Monday, December 31, 2012

The Myth of the Establishment Republican

The Republican Party is made up of social conservatives, economic conservatives, libertarians, single-issue conservatives, such as pro-lifers, 2nd Amendment voters, defense/national security and small business voters... Needless to say the Party has a diverse group of supporters.

In my 20 years in the conservative movement I have heard literally hundreds of people describe themselves politically. I knew a woman who was liberal on most every issue but voted Republican because she was pro-life. I knew a guy who was socially very liberal, but voted Republican because he felt he was taxed too much. I knew a veteran who voted Republican primarily based on foreign policy and national security; he didn’t seem to care about what he called "domestic issues".
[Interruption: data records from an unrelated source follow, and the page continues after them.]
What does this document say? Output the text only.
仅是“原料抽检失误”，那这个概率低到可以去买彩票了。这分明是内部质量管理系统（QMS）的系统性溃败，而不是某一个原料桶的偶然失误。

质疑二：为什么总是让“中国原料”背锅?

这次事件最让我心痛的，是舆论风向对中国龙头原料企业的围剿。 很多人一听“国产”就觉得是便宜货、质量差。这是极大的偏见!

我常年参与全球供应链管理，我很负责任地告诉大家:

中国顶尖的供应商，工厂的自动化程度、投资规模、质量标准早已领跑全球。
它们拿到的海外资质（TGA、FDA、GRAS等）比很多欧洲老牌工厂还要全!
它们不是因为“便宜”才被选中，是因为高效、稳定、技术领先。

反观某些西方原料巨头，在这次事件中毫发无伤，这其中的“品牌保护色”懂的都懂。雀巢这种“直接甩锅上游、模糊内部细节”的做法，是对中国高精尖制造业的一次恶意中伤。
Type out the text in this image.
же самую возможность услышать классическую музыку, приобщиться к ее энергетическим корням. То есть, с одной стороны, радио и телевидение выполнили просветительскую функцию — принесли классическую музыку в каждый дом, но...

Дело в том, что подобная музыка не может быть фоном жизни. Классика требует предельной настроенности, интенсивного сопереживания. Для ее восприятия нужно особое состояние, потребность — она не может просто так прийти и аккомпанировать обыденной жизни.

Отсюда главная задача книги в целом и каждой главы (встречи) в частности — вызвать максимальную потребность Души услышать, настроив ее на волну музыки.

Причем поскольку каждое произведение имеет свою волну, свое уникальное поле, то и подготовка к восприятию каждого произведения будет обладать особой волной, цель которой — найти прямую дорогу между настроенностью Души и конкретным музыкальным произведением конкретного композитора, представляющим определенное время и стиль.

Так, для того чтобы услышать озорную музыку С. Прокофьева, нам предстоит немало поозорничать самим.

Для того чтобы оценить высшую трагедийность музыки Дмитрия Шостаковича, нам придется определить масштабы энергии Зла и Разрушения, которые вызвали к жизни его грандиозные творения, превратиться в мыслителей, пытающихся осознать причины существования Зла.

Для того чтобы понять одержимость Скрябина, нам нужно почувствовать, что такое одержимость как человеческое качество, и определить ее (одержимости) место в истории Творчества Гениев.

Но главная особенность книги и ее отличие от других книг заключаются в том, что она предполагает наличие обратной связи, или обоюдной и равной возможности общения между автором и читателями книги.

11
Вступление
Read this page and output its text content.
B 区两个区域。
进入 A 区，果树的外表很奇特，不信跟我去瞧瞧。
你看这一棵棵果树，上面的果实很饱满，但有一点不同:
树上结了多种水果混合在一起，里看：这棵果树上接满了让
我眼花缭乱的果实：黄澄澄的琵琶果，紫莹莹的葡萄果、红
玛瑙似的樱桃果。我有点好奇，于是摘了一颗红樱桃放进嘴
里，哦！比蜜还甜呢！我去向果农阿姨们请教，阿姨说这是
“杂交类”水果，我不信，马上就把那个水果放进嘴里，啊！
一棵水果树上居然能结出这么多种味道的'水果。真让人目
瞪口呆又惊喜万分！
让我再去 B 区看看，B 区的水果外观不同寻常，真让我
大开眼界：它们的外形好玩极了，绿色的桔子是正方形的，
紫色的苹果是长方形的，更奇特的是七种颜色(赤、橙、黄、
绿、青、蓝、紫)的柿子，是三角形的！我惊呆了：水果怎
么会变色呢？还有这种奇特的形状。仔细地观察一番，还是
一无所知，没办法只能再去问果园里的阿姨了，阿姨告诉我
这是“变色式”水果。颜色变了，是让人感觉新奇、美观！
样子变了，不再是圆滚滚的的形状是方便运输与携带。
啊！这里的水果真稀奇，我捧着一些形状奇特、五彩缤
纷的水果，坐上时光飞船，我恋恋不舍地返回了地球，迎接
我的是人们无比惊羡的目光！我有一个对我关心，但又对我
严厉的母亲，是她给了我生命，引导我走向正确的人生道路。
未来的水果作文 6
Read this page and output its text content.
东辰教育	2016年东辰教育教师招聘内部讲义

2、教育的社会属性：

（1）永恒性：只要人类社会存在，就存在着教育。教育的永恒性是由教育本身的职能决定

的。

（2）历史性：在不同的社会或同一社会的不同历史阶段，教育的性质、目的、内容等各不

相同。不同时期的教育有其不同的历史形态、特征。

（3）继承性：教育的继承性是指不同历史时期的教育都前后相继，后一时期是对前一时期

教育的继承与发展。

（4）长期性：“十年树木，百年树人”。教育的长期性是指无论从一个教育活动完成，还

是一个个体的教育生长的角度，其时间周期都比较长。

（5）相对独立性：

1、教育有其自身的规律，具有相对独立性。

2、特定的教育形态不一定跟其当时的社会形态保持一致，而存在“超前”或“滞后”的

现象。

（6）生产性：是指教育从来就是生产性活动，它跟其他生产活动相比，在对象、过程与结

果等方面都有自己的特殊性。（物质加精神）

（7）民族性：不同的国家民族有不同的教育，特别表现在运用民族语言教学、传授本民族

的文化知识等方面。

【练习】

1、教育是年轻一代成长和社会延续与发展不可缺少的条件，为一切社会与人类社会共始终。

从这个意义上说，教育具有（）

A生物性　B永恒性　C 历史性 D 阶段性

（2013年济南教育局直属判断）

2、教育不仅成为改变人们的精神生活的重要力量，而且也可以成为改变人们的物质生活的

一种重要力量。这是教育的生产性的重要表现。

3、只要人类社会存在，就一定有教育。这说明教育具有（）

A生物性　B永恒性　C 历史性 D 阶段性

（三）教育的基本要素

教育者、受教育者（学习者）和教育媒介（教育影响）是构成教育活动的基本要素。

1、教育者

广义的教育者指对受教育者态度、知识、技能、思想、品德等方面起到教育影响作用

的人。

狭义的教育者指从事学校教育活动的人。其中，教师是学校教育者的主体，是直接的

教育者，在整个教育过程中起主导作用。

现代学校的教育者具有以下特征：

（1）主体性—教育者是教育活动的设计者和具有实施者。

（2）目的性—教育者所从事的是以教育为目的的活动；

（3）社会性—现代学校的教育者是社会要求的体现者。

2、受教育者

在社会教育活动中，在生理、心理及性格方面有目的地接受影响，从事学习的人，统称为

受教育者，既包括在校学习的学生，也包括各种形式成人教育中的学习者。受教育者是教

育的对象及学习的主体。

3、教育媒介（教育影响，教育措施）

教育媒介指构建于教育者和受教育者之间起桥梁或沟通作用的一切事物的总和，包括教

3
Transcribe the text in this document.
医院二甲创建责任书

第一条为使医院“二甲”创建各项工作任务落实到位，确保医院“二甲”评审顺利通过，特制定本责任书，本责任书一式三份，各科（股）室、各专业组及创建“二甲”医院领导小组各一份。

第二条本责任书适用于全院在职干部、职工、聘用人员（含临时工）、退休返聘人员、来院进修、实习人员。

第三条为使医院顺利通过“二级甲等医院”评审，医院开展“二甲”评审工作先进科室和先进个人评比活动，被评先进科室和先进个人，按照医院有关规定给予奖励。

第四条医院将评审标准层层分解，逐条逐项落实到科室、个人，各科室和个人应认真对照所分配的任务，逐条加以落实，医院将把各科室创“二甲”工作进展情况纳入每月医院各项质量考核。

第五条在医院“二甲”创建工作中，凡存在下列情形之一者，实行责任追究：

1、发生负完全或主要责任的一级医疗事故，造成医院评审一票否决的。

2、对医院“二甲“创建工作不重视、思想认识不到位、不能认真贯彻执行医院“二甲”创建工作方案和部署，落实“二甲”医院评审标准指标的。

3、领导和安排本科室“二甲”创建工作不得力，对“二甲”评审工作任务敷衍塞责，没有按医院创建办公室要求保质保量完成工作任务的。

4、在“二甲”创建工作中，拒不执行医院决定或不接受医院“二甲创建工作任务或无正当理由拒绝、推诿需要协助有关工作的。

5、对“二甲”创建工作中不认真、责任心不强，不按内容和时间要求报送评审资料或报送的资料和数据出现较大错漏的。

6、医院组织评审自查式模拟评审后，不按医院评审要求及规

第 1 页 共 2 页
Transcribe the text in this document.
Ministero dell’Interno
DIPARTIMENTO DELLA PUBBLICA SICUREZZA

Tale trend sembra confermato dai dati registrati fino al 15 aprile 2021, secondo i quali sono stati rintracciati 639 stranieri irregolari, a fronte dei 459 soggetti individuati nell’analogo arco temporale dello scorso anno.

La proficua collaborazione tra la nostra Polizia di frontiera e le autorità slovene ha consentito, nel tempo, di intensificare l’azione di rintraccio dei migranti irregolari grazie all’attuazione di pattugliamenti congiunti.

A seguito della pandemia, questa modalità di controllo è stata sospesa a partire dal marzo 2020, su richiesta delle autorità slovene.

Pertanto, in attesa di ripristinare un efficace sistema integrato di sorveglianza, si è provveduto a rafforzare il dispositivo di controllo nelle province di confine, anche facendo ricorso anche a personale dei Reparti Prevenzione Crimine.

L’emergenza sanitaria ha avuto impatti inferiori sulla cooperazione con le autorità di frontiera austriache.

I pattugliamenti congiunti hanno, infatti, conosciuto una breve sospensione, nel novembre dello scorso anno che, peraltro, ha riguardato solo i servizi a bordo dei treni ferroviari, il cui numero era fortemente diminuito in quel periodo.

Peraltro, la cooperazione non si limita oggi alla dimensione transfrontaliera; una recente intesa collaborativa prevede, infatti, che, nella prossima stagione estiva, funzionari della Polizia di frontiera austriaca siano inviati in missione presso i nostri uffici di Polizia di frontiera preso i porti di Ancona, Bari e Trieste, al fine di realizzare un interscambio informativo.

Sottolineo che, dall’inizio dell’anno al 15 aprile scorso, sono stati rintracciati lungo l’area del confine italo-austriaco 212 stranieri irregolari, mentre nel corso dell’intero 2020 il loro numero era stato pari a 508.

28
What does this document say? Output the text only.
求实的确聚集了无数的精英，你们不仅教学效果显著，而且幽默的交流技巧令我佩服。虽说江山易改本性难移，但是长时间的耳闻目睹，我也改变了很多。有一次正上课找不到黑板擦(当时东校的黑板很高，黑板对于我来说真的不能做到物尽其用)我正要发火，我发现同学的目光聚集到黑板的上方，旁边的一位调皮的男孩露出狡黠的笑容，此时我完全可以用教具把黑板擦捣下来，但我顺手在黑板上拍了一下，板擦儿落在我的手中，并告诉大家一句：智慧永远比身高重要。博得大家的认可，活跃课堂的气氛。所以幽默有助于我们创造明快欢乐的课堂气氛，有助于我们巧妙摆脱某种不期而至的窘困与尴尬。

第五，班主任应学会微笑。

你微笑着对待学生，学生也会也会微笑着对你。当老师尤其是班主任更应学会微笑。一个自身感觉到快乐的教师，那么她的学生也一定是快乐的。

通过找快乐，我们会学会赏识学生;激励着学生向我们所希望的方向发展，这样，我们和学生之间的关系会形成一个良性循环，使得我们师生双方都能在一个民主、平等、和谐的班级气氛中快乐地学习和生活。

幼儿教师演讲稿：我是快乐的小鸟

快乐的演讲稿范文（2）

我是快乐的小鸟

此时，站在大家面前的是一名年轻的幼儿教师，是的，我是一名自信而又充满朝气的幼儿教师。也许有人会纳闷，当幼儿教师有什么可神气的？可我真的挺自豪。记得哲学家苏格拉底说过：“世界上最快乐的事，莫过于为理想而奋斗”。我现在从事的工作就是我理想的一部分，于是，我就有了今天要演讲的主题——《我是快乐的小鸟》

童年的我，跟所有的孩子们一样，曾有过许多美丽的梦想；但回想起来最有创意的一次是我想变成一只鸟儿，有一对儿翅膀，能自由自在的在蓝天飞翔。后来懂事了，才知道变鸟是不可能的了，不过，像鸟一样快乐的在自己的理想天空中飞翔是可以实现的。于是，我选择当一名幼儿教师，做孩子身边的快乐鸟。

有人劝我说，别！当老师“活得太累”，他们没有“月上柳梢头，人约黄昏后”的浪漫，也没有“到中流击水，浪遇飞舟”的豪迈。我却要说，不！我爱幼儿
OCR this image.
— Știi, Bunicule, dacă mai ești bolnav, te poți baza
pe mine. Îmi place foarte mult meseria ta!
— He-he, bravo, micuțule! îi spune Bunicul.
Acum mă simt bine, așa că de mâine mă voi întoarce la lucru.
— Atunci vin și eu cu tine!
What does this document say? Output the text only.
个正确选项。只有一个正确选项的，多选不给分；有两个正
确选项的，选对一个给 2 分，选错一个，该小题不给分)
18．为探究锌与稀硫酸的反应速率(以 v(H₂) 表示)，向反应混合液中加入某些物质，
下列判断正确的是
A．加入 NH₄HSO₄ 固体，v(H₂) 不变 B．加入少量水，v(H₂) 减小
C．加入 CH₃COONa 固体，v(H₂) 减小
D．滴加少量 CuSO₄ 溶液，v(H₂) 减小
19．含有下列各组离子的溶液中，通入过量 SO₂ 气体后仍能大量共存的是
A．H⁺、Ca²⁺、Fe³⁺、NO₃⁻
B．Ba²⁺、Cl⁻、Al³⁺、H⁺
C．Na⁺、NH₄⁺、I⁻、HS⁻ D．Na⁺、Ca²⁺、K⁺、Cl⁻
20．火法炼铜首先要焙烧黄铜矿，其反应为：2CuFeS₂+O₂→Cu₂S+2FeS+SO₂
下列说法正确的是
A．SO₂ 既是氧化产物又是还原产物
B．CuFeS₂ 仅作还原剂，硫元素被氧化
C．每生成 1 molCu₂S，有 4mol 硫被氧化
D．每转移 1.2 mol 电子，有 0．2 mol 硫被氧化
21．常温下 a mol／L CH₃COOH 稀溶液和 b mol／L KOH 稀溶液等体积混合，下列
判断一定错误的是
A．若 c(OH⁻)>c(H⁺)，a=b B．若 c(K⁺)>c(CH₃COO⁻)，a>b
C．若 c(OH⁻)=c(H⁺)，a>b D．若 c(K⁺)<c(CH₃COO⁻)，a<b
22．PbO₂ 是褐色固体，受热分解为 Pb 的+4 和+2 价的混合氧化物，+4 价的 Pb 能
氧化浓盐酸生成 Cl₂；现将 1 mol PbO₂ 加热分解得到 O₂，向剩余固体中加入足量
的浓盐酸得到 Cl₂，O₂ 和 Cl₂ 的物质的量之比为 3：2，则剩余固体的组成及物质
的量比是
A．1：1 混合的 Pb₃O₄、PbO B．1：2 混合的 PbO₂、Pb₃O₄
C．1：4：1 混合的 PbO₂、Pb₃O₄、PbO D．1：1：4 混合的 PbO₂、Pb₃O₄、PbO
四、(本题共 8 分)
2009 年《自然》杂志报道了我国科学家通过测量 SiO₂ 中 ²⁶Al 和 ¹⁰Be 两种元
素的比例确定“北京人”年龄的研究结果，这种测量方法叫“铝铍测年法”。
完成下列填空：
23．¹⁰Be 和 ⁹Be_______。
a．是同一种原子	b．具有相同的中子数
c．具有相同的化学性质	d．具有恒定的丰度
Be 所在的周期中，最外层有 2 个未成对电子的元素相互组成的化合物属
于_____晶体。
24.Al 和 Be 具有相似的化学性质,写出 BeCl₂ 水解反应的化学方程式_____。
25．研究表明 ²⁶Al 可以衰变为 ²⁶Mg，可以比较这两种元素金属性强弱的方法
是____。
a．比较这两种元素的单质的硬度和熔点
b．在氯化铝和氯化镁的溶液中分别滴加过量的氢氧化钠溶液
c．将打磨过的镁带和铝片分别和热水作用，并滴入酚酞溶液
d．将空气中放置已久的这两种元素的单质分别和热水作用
In all these years no one ever described themselves to me as an “Establishment Republican.” Why? because there is no such thing. The term is every bit as fake as as the holiday Festivus, or certain body parts of a Hollywood starlet. The term was created a few years ago and is pushed by the conservative talk show industry. Why did they create it, I am not sure, perhaps after blindly backing George W. Bush for nearly 8 years conservative talk radio needed to find a scapegoat. Also in the quest for ratings in a competitive market place perhaps they may feel the need to re enforce their conservative credentials by doing battle with the nefarious "establishment Republicans". In effect Hannity, Levin, Limbaugh and others have created an enemy and are promising to do battle and defeat them. Perhaps it is good for ratings, however, it is bad for the conservative movement.

But for the sake of argument lets look at some possible definitions of an Establishment Republican:

An establishment Republican is someone who no matter what votes for the Republican candidate. Well, that would certainly include almost all conservative talk show hosts. During the 2012 primaries talk show hosts on the right may have been more critical of Romney, but didn’t endorse any of his rivals. Once Romney secured the nomination Limbaugh and the gang rallied to support him. My guess is they all ended up voting for Romney so that can’t work for a definition.

And during the 2008 Presidential primary battle Sean Hannity said he would vote for whomever won the GOP nomination. John McCain, the candidate Hannity ultimately voted for, was without a doubt the most liberal Presidential candidate ever nominated by the Republican Party.

Sometimes conservative talk show hosts make the cardinal mistake of trying to define “Establishment Republicans”. When pressed by a caller, oops the call screener failed to do his job, Rush Limbaugh described an “Establishment Republican’, as someone who was economically conservative, but moderate on social issues. Well that description could define an economic conservative or a social moderate. Both groups have long been part of the Republican coalition. In the past we have not tried to create animosity between these groups of people.

Another possible definition of an Establishment Republican is someone who works inside the beltway for a Republican member of Congress, or a Republican pressure group. But this doesn’t hold up. I know several inside the beltway Republicans and Hill staffers and they are all over the map politically. In talking to them I find it just as hard to pin them down politically as any Republican outside the beltway.

If by “establishment Republicans” Hannity and the gang mean liberal or moderate Republicans, then why make up a new name for them? Why not just claim moderate Republicans are destroying the party. Instead they came up with a new more nefarious sounding name, “establishment Republicans”. Although whatever you call them why attack a large part of a coalition built by Ronald Reagan? We need all the votes we can get.

One reason Democrats are doing so well is that they hold their coalition together. From the lesbian rights activist to the union worker, they work in unison. They may not agree on much, if anything, but at the polls they stick together, sadly our side finds ways to blame each other. We even make up people to blame.


Max Shapiro said...

I would contend an establishment Republican is a Republican in a position of power, either elected, appointed, or employed by someone who is a member of the previous two groups, who is more concerned with maintaining that position of power than properly exercising it for the public good.

The Virginia Gentleman said...

Max thanks for the comment and Happy New Year. I think all politicians are concerned about maintaining their position of power. And I also believe that every politician conscientiously believe that the public interest requires their re election and maintaining power.